The practical solution: Always impose an explicit maximum iteration count as a safety guard, separate from the agent's own stopping logic:

Maximum Iterations Guard

MAX_ITERATIONS = 15

for iteration in range(MAX_ITERATIONS):
    action = agent.step(context)
    
    if action.type == "final_answer":
        return action.content  # Natural termination
    
    result = execute_tool(action)
    context.append(result)

# Safety exit: max iterations reached
return agent.produce_best_effort_answer(context)

The max_iterations guard is not the agent's stopping condition — it is a circuit breaker that prevents a misbehaving loop from running indefinitely.

7.4 Self-Correction Within the Loop

The Reflexion pattern adds a self-evaluation step to the loop: at select points, the agent explicitly evaluates its own output against the task requirements and decides whether to retry — before the output reaches the user.

Fig 7.2 — Reflexion Pattern Within the Agentic Loop

Reflexion adds self-evaluation to the agentic loop. The key insight: improvement notes fed into the next attempt are far more effective than simply repeating the original prompt.

7.5 Multi-Agent Loops: Actor-Critic

The self-correction pattern can be externalized: instead of one agent critiquing its own output, two agents are deployed in a loop — an Actor that produces output and a Critic that evaluates it.

Fig 7.3 — Actor-Critic Multi-Agent Loop

The Actor-Critic pattern separates execution from evaluation at the architectural level. Unlike Reflexion (self-critique), the Critic runs as a separate agent with separate instructions — enabling genuinely independent evaluation.

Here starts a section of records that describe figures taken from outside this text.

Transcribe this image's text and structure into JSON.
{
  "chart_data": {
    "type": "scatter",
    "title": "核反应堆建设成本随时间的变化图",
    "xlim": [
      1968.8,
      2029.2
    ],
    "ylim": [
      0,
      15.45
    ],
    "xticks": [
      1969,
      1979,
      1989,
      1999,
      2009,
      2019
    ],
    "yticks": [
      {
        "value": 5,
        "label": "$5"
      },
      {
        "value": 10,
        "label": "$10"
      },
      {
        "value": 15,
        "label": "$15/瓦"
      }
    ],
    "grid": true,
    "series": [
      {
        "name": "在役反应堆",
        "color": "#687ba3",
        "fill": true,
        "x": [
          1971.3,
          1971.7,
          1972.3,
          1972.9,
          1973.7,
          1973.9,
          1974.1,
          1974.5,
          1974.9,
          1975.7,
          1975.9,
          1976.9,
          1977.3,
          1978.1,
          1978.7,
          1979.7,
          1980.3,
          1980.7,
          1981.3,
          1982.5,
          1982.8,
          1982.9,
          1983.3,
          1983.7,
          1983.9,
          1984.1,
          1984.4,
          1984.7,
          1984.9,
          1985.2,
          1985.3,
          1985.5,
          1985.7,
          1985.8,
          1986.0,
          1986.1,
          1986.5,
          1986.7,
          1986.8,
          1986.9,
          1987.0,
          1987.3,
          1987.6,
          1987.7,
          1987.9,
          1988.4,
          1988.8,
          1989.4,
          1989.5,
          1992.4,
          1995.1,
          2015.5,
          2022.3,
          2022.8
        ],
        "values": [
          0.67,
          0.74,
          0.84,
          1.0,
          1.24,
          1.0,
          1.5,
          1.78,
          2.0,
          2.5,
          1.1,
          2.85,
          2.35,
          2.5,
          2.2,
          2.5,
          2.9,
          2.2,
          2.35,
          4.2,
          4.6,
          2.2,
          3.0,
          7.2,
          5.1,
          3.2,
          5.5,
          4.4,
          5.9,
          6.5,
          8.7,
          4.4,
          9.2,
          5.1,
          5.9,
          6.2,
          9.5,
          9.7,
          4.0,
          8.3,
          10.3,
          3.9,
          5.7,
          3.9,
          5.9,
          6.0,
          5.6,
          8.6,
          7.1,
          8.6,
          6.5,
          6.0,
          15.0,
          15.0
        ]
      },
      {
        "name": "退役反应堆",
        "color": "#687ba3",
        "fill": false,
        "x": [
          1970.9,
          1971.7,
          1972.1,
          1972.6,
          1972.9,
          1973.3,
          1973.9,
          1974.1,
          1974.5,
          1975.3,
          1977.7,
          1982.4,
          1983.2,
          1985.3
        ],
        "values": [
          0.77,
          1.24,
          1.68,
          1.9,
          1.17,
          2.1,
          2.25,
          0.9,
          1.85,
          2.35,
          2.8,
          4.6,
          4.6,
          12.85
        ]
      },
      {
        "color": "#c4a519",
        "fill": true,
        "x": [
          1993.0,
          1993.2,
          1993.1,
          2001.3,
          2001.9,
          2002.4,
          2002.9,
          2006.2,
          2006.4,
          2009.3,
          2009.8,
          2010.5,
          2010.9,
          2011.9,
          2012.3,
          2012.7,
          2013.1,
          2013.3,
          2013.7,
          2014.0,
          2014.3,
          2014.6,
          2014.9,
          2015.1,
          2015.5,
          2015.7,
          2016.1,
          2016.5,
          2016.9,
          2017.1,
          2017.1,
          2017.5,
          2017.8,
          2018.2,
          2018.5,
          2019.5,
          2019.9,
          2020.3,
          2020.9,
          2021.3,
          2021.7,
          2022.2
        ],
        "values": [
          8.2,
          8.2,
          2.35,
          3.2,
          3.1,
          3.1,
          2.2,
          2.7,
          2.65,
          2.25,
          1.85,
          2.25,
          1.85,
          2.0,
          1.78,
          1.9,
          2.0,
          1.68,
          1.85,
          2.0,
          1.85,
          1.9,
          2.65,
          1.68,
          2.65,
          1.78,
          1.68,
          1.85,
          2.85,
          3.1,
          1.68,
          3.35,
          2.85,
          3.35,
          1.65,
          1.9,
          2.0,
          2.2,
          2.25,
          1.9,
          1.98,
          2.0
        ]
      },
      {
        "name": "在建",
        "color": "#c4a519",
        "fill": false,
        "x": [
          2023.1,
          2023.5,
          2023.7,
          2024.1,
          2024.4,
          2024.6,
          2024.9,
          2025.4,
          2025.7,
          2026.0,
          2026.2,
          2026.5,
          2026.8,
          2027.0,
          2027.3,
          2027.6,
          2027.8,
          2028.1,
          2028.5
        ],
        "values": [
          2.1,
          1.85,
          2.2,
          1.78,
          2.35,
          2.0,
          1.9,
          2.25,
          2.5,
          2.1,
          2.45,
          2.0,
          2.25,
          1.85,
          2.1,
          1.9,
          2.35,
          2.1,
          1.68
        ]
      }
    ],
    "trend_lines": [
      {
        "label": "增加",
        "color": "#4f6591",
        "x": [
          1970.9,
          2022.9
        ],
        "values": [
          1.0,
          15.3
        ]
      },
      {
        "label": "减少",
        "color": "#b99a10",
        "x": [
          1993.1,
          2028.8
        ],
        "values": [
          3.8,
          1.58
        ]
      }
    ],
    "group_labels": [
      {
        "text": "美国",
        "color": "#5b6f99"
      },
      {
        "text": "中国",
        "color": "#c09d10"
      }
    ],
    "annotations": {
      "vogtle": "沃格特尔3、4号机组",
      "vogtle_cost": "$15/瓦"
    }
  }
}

The Actor-Critic loop externalizes the judgment of quality into a separate agent with a focused evaluation task, which is often more reliable than self-evaluation — agents tend to be lenient on their own output.

7.6 Recursion in Agentic Systems

A special case of the agentic loop: an agent that determines a sub-task is too complex to handle directly and spawns a new agent to handle it — potentially a copy of itself with a refined scope.

Recursive Agent with Depth Guard

def agent_call(task: str, depth: int = 0) -> str:
    MAX_DEPTH = 5
    
    result = llm.call(system_prompt=AGENT_PROMPT, user_message=task)
    
    if result.requires_subtask:
        if depth >= MAX_DEPTH:
            return "Task too complex — escalating."
        return agent_call(result.subtask, depth=depth + 1)
    
    return result.answer

The critical safety constraint: explicit depth limits. Without a base case or depth guard, a recursively spawning agent creates an unbounded tree of sub-agents — the agentic equivalent of a stack overflow.

7.7 Chapter Summary

The agentic loop — Reason → Act → Observe — is the fundamental mechanism by which agents exhibit persistence, adaptability, and self-correction. The loop body is a full reasoning cycle. The stopping condition is a judgment, not a boolean. Premature termination and non-termination are the two primary failure modes. Self-correction patterns (Reflexion, Actor-Critic) improve output quality by externalizing evaluation. Recursive agents require explicit depth limits.

Core Principle — Chapter 7

A while loop terminates when a condition is false. An agentic loop terminates when the agent believes the task is done. This distinction — between checking a fact and making a judgment — is the fundamental challenge of agentic control flow.